What we see here is that I'm copying from a GitHub URL and specifying that the compression is Gzip. I'm asking CrateDB to return a summary of the results, so let's execute that. And here we see the results summary. We've successfully imported 174,000 and 92 records. Let's look at these by running a simple SELECT query. SELECT * FROM three_eleven_calls LIMIT 10. Let's run that query, and you'll see that we have the data in the table. Tables in CrateDB can be populated with data from other tables.

Let's use our taxis table as the data source to create a new table containing a subset of the taxi data. First, I'll create a second table with the same schema as the taxis table. Now, let's populate that by selecting only the records from the taxis table where the vehicle make is Toyota and the model is Camry. This query populated the new table with 1098 records, and we can see that they're all Toyota Camrys with a simple SELECT query. As expected, we have 1098 rows, each of which contains data for a Toyota Camry taxi.

New rows can of course be inserted into tables with the INSERT statement. I'll show you three different methods. First, there's a simple INSERT for a single row. We're adding a new taxi to the taxis table. Here's an INSERT statement that uses the UNNEST function to insert multiple rows at once. UNNEST produces rows from arrays.

This statement inserts rows for a black 2024 Ford Explorer and a yellow 2022 Toyota Sienna. Let's run it now, and then let's select the resulting rows. So SELECT * FROM taxis WHERE vehicleid > 7000. And we can see here that we've inserted those two rows. This method offers dramatic performance improvements over the corresponding number of individual inserts, and the query only needs to be passed and planned once and requires less network traffic.
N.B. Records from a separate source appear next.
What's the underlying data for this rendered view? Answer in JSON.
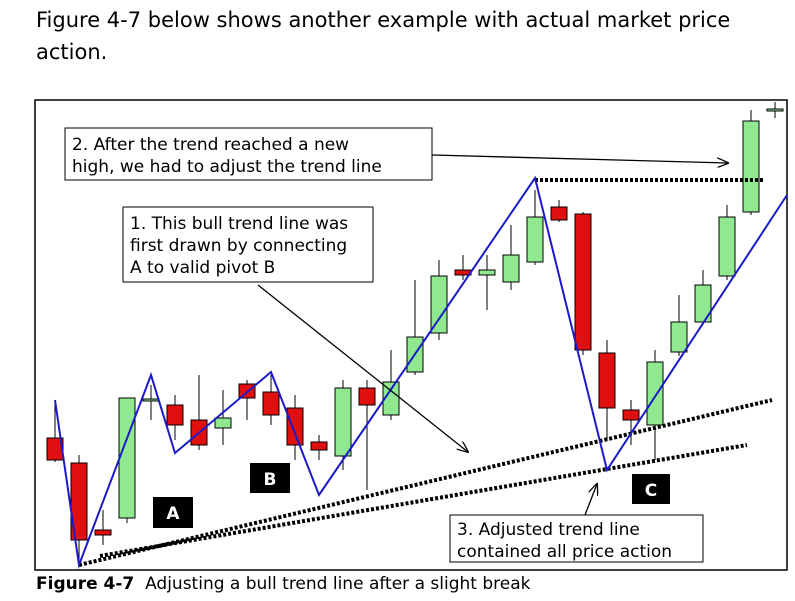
{
  "intro": "Figure 4-7 below shows another example with actual market price action.",
  "figure": {
    "note_2": [
      "2. After the trend reached a new",
      "high, we had to adjust the trend line"
    ],
    "note_1": [
      "1. This bull trend line was",
      "first drawn by connecting",
      "A to valid pivot B"
    ],
    "note_3": [
      "3. Adjusted trend line",
      "contained all price action"
    ],
    "labels": [
      "A",
      "B",
      "C"
    ]
  },
  "caption": {
    "number": "Figure 4-7",
    "text": "Adjusting a bull trend line after a slight break"
  }
}
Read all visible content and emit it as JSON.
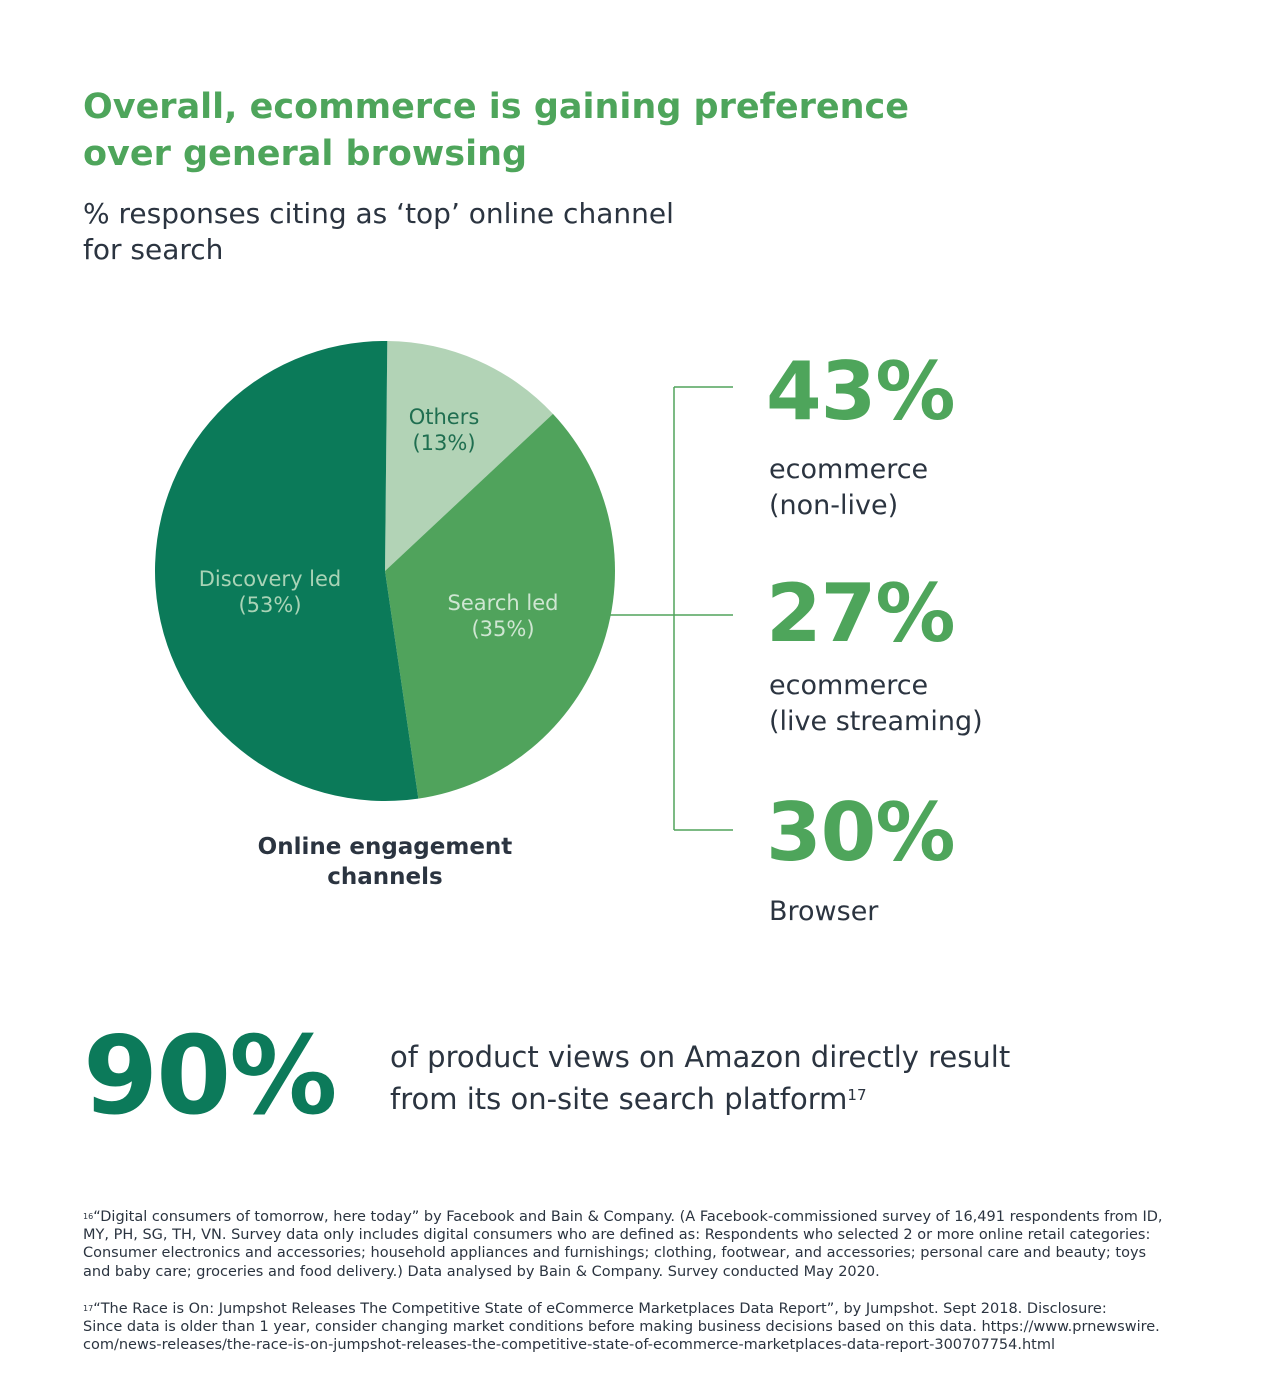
{
  "header": {
    "title_line1": "Overall, ecommerce is gaining preference",
    "title_line2": "over general browsing",
    "subtitle_line1": "% responses citing as ‘top’ online channel",
    "subtitle_line2": "for search"
  },
  "chart_data": {
    "type": "pie",
    "caption_line1": "Online engagement",
    "caption_line2": "channels",
    "slices": [
      {
        "name": "Others",
        "value": 13,
        "value_label": "(13%)",
        "color": "#b2d3b6",
        "label_color": "#1f6e50"
      },
      {
        "name": "Search led",
        "value": 35,
        "value_label": "(35%)",
        "color": "#50a35c",
        "label_color": "#cfe6d2"
      },
      {
        "name": "Discovery led",
        "value": 53,
        "value_label": "(53%)",
        "color": "#0b7a59",
        "label_color": "#a9d3b6"
      }
    ],
    "breakdown": {
      "of_slice": "Search led",
      "items": [
        {
          "value": "43%",
          "label_line1": "ecommerce",
          "label_line2": "(non-live)"
        },
        {
          "value": "27%",
          "label_line1": "ecommerce",
          "label_line2": "(live streaming)"
        },
        {
          "value": "30%",
          "label_line1": "Browser",
          "label_line2": ""
        }
      ],
      "connector_color": "#50a35c"
    }
  },
  "highlight": {
    "value": "90%",
    "text_line1": "of product views on Amazon directly result",
    "text_line2": "from its on-site search platform",
    "footnote_ref": "17"
  },
  "footnotes": [
    {
      "marker": "16",
      "lines": [
        "“Digital consumers of tomorrow, here today” by Facebook and Bain & Company. (A Facebook-commissioned survey of 16,491 respondents from ID,",
        "MY, PH, SG, TH, VN. Survey data only includes digital consumers who are defined as: Respondents who selected 2 or more online retail categories:",
        "Consumer electronics and accessories; household appliances and furnishings; clothing, footwear, and accessories; personal care and beauty; toys",
        "and baby care; groceries and food delivery.) Data analysed by Bain & Company. Survey conducted May 2020."
      ]
    },
    {
      "marker": "17",
      "lines": [
        "“The Race is On: Jumpshot Releases The Competitive State of eCommerce Marketplaces Data Report”, by Jumpshot. Sept 2018. Disclosure:",
        "Since data is older than 1 year, consider changing market conditions before making business decisions based on this data. https://www.prnewswire.",
        "com/news-releases/the-race-is-on-jumpshot-releases-the-competitive-state-of-ecommerce-marketplaces-data-report-300707754.html"
      ]
    }
  ]
}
Finally, multiple rows can also be inserted with multiple value expressions like so. This method is generally slower than using UNNEST, as parsing the SQL is more expensive. However, this query is more readable than the UNNEST equivalent.

Sometimes you'll want to export data from CrateDB back to a file. Using the export option in CrateDB Cloud, I'll export the Toyota Camry taxi table that we created earlier. We input the table name here, and let's choose JSON from the available formats here. There's no need to compress the file, as there aren't too many records in this table. Pressing export starts the job in the cloud. Once the export has finished, we can download the file from the cloud. Here's our data in JSON lines format.

If you're running CrateDB locally, including Docker, you should check out the documentation for the COPY TO command. This allows you to export data from a locally running CrateDB cluster to files on your file system.

In this video, we covered the various ways of importing data into CrateDB. We also touched on the different ways that records can be added to tables with the INSERT statement. And we finished by learning how to export data from CrateDB.